In the United States, Archbishop of Atlanta Wilton D. Gregory and Gregory J. Hartmayer, Bishop of Savannah, said that while they support the Religious Freedom Restoration Act (RFRA) they “do not support any implementation of RFRA in a way that will discriminate against any individual”. The 1993 federal act signed into law by former president Bill Clinton “ensures that interests in religious freedom are protected” but is increasingly challenged by activists. The bishops were speaking on 29 March, the day after the Georgia Governor Nathan Deal vetoed a state religious liberty bill modelled on RFRA. He said he would reject any bill allowing religious exemptions aimed, for example, at protecting clergy who oppose same-sex marriage. Critics of the bill said it would have given faith-based organisations in Georgia the option to deny services and jobs to gay, lesbian, bisexual and transgender people. Numerous corporations announced that if the bill became law, they would no longer do business in Georgia.

Prayer vigil
An Indian archbishop presided over a prayer vigil in Goa last week for the release of the Indian Salesian priest kidnapped in Yemen on 4 March. There have been assurances from the Indian Government that Fr Tom Uzhunnalil is likely to be alive, despite rumours circulating on the internet that he would be crucified. India’s Minister of External Affairs, Sushma Swaraj, told the Indian Catholic Bishops’ Conference last Saturday that speculation about Fr Uzhunnalil’s crucifixion was baseless and the Government was working to secure his safe return.
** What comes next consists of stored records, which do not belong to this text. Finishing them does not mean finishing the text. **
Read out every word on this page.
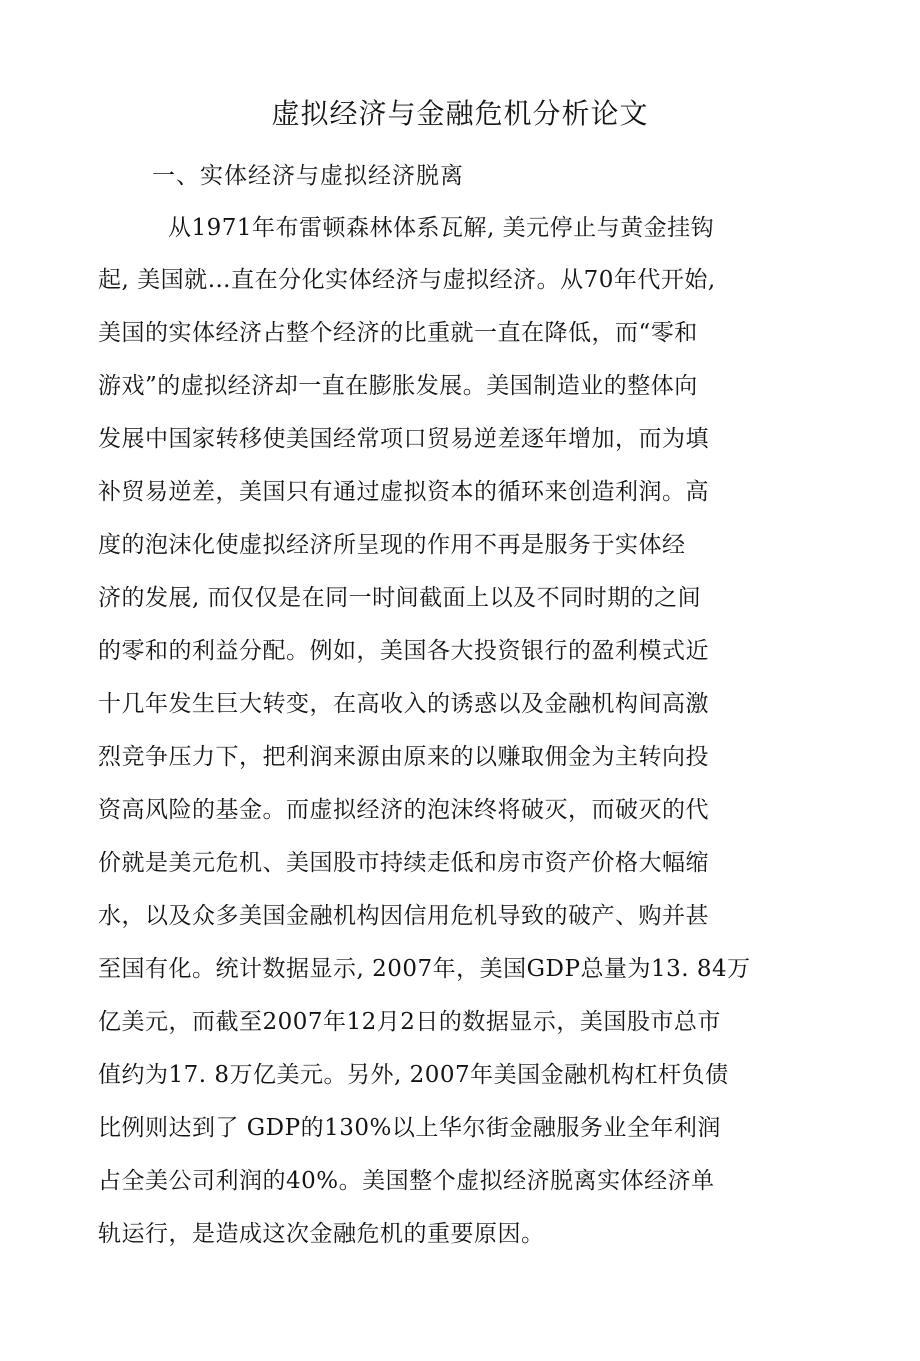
虚拟经济与金融危机分析论文
一、实体经济与虚拟经济脱离
从1971年布雷顿森林体系瓦解, 美元停止与黄金挂钩
起, 美国就…直在分化实体经济与虚拟经济。从70年代开始,
美国的实体经济占整个经济的比重就一直在降低，而“零和
游戏”的虚拟经济却一直在膨胀发展。美国制造业的整体向
发展中国家转移使美国经常项口贸易逆差逐年增加，而为填
补贸易逆差，美国只有通过虚拟资本的循环来创造利润。高
度的泡沫化使虚拟经济所呈现的作用不再是服务于实体经
济的发展, 而仅仅是在同一时间截面上以及不同时期的之间
的零和的利益分配。例如，美国各大投资银行的盈利模式近
十几年发生巨大转变，在高收入的诱惑以及金融机构间高激
烈竞争压力下，把利润来源由原来的以赚取佣金为主转向投
资高风险的基金。而虚拟经济的泡沫终将破灭，而破灭的代
价就是美元危机、美国股市持续走低和房市资产价格大幅缩
水，以及众多美国金融机构因信用危机导致的破产、购并甚
至国有化。统计数据显示, 2007年，美国GDP总量为13. 84万
亿美元，而截至2007年12月2日的数据显示，美国股市总市
值约为17. 8万亿美元。另外, 2007年美国金融机构杠杆负债
比例则达到了 GDP的130%以上华尔街金融服务业全年利润
占全美公司利润的40%。美国整个虚拟经济脱离实体经济单
轨运行，是造成这次金融危机的重要原因。
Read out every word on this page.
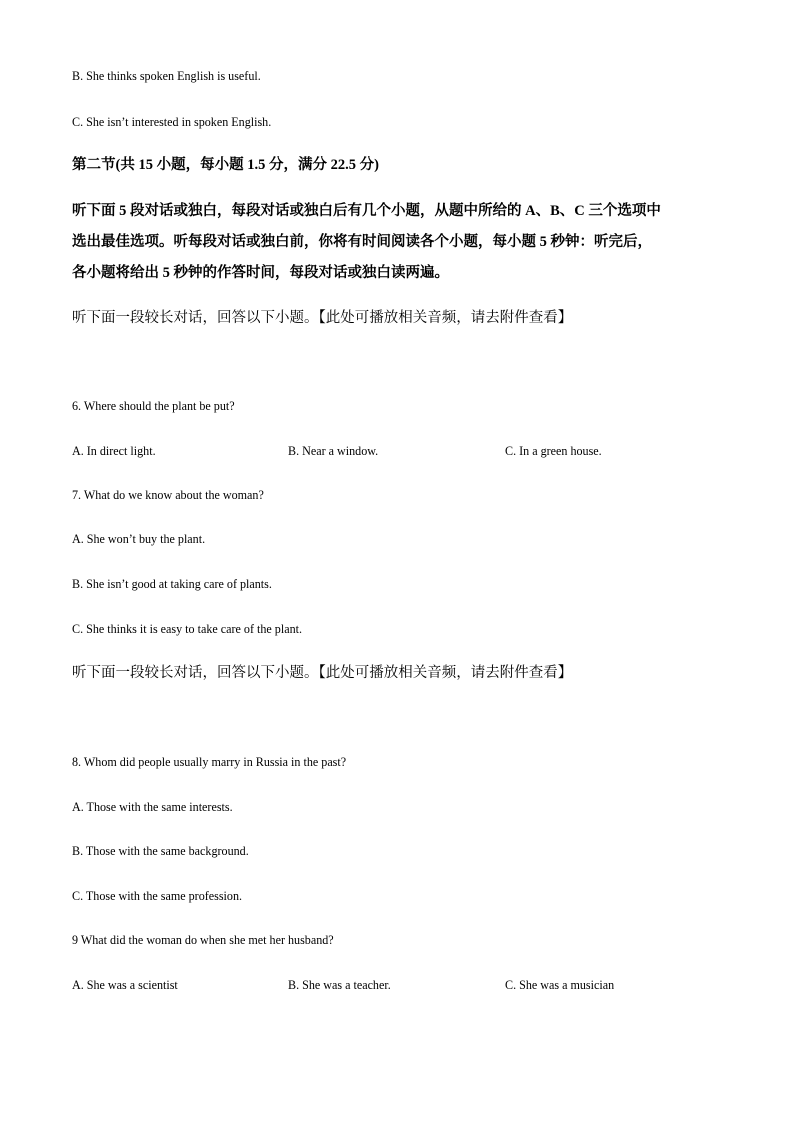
B. She thinks spoken English is useful.
C. She isn’t interested in spoken English.
第二节(共 15 小题，每小题 1.5 分，满分 22.5 分)
听下面 5 段对话或独白，每段对话或独白后有几个小题，从题中所给的 A、B、C 三个选项中
选出最佳选项。听每段对话或独白前，你将有时间阅读各个小题，每小题 5 秒钟：听完后，
各小题将给出 5 秒钟的作答时间，每段对话或独白读两遍。
听下面一段较长对话，回答以下小题。【此处可播放相关音频，请去附件查看】
6. Where should the plant be put?
A. In direct light.	B. Near a window.	C. In a green house.
7. What do we know about the woman?
A. She won’t buy the plant.
B. She isn’t good at taking care of plants.
C. She thinks it is easy to take care of the plant.
听下面一段较长对话，回答以下小题。【此处可播放相关音频，请去附件查看】
8. Whom did people usually marry in Russia in the past?
A. Those with the same interests.
B. Those with the same background.
C. Those with the same profession.
9 What did the woman do when she met her husband?
A. She was a scientist	B. She was a teacher.	C. She was a musician
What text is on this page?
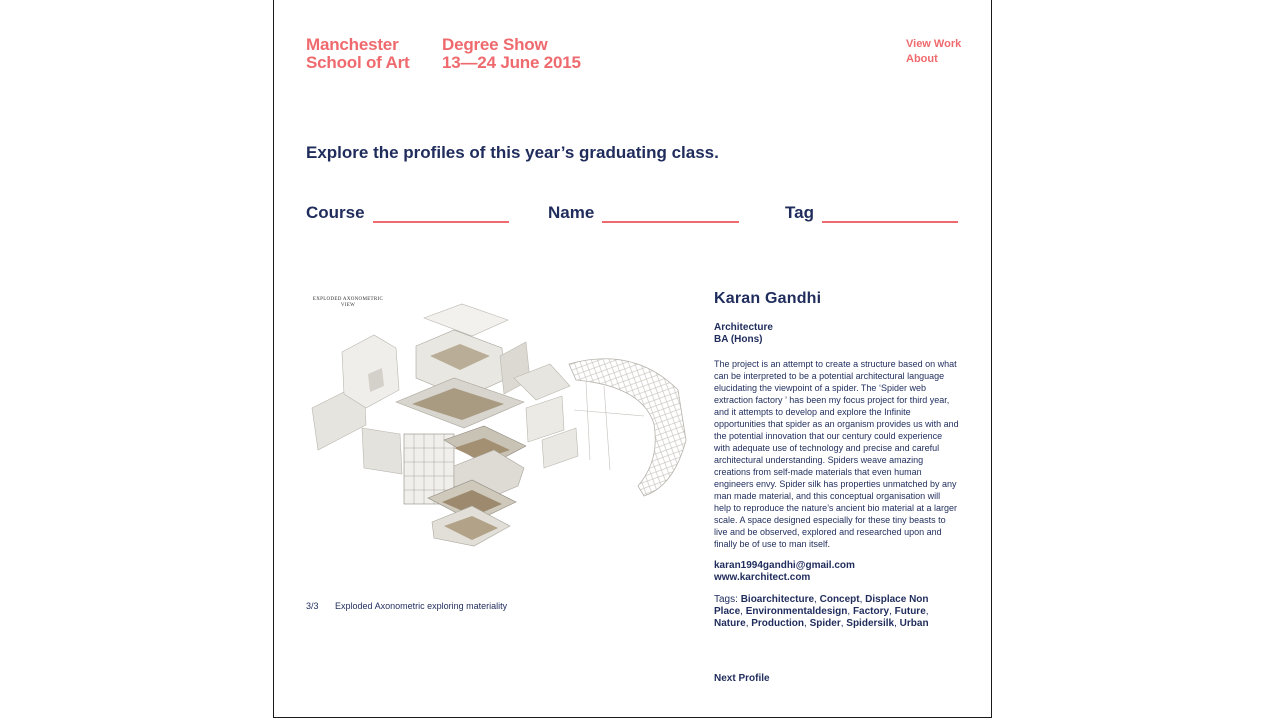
Manchester
School of Art
Degree Show
13—24 June 2015
View Work
About
Explore the profiles of this year’s graduating class.
Course	Name	Tag
EXPLODED AXONOMETRIC
VIEW
3/3 Exploded Axonometric exploring materiality
Karan Gandhi
Architecture
BA (Hons)
The project is an attempt to create a structure based on what can be interpreted to be a potential architectural language elucidating the viewpoint of a spider. The ‘Spider web extraction factory ’ has been my focus project for third year, and it attempts to develop and explore the Infinite opportunities that spider as an organism provides us with and the potential innovation that our century could experience with adequate use of technology and precise and careful architectural understanding. Spiders weave amazing creations from self-made materials that even human engineers envy. Spider silk has properties unmatched by any man made material, and this conceptual organisation will help to reproduce the nature’s ancient bio material at a larger scale. A space designed especially for these tiny beasts to live and be observed, explored and researched upon and finally be of use to man itself.
karan1994gandhi@gmail.com
www.karchitect.com
Tags: Bioarchitecture, Concept, Displace Non Place, Environmentaldesign, Factory, Future, Nature, Production, Spider, Spidersilk, Urban
Next Profile
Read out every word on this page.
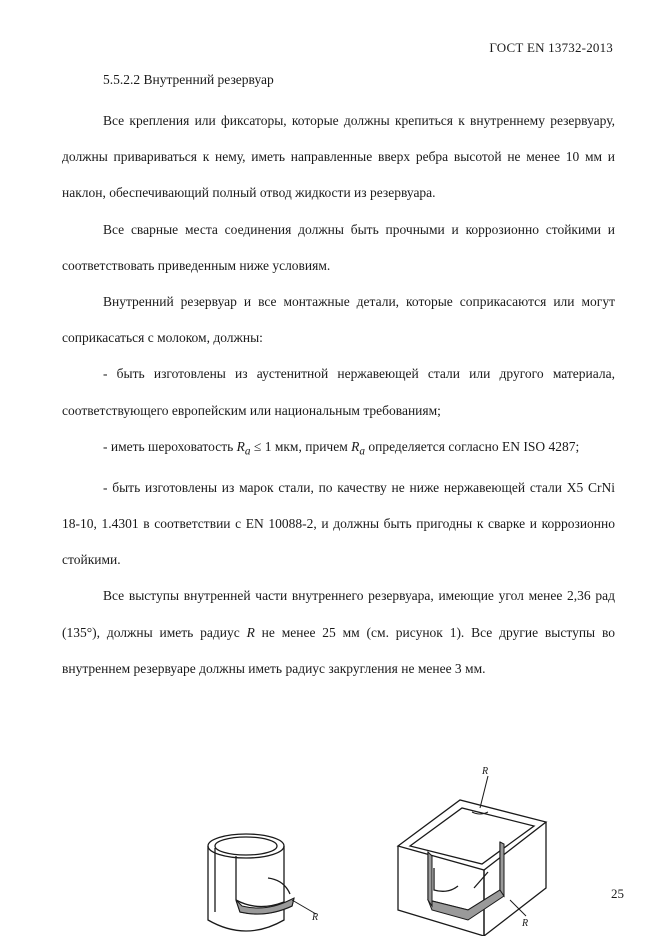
ГОСТ EN 13732-2013
5.5.2.2 Внутренний резервуар

Все крепления или фиксаторы, которые должны крепиться к внутреннему резервуару, должны привариваться к нему, иметь направленные вверх ребра высотой не менее 10 мм и наклон, обеспечивающий полный отвод жидкости из резервуара.

Все сварные места соединения должны быть прочными и коррозионно стойкими и соответствовать приведенным ниже условиям.

Внутренний резервуар и все монтажные детали, которые соприкасаются или могут соприкасаться с молоком, должны:

- быть изготовлены из аустенитной нержавеющей стали или другого материала, соответствующего европейским или национальным требованиям;

- иметь шероховатость $R_a \le 1$ мкм, причем $R_a$ определяется согласно EN ISO 4287;

- быть изготовлены из марок стали, по качеству не ниже нержавеющей стали X5 CrNi 18-10, 1.4301 в соответствии с EN 10088-2, и должны быть пригодны к сварке и коррозионно стойкими.

Все выступы внутренней части внутреннего резервуара, имеющие угол менее 2,36 рад (135°), должны иметь радиус R не менее 25 мм (см. рисунок 1). Все другие выступы во внутреннем резервуаре должны иметь радиус закругления не менее 3 мм.

R
R
R
25
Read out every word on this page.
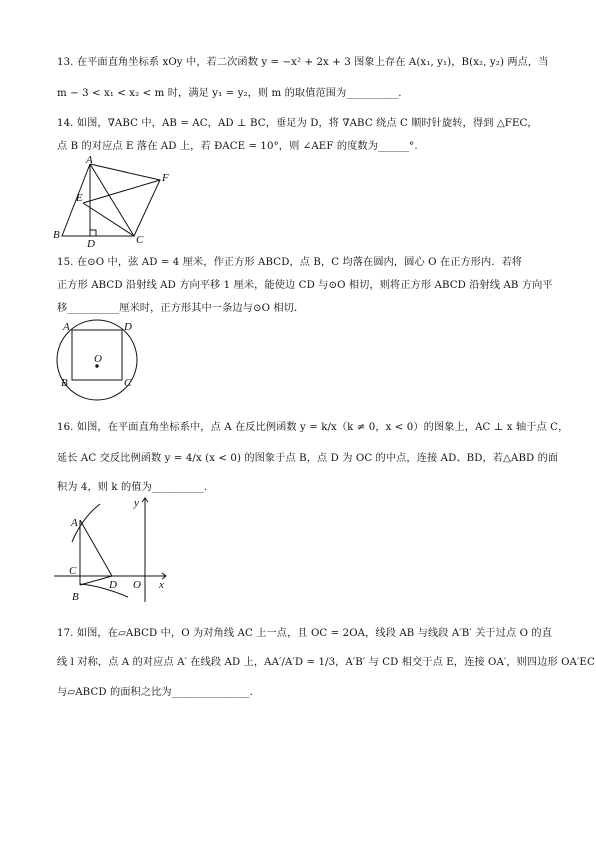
13. 在平面直角坐标系 xOy 中，若二次函数 y = −x² + 2x + 3 图象上存在 A(x₁, y₁)，B(x₂, y₂) 两点，当
m − 3 < x₁ < x₂ < m 时，满足 y₁ = y₂，则 m 的取值范围为__________.
14. 如图，∇ABC 中，AB = AC，AD ⊥ BC，垂足为 D，将 ∇ABC 绕点 C 顺时针旋转，得到 △FEC，
点 B 的对应点 E 落在 AD 上，若 ÐACE = 10°，则 ∠AEF 的度数为______°.
A
B	C
D
E
F
15. 在⊙O 中，弦 AD = 4 厘米，作正方形 ABCD，点 B，C 均落在圆内，圆心 O 在正方形内．若将
正方形 ABCD 沿射线 AD 方向平移 1 厘米，能使边 CD 与⊙O 相切，则将正方形 ABCD 沿射线 AB 方向平
移__________厘米时，正方形其中一条边与⊙O 相切．
O
A	D
B	C
16. 如图，在平面直角坐标系中，点 A 在反比例函数 y = k/x（k ≠ 0，x < 0）的图象上，AC ⊥ x 轴于点 C，
延长 AC 交反比例函数 y = 4/x (x < 0) 的图象于点 B，点 D 为 OC 的中点，连接 AD、BD，若△ABD 的面
积为 4，则 k 的值为__________.
A
C
B
D O x
y
17. 如图，在▱ABCD 中，O 为对角线 AC 上一点，且 OC = 2OA，线段 AB 与线段 A′B′ 关于过点 O 的直
线 l 对称，点 A 的对应点 A′ 在线段 AD 上，AA′/A′D = 1/3，A′B′ 与 CD 相交于点 E，连接 OA′，则四边形 OA′EC
与▱ABCD 的面积之比为_______________.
Archbishop Filipe Neri António Sebastião do Rosário Ferrão of Goa and Daman said: “The Church in Goa prays for the safe return of Uzhunnalil, SDB, a son of our country.”  

Last respects
Actor Jim Caviezel (above), who played Jesus in Mel Gibson’s film, The Passion of the Christ, pays his respects at the casket of Mother Angelica before her 1 April funeral Mass at the Shrine of the Most Blessed Sacrament in Hanceville, Alabama. A garage here was the site of the first Eternal Word Television Network (EWTN) studio in 1981. Mother Angelica, who founded EWTN, died on Easter Sunday, aged 92. Archbishop Charles Chaput of Philadelphia celebrated the Mass, joined by the Apostolic Nuncio to the United States, Archbishop Carlo Maria Viganò, and dozens of priests. Pope Francis sent a message expressing his “gratitude for Mother Angelica’s service to the Gospel through social communications and a life of prayer”.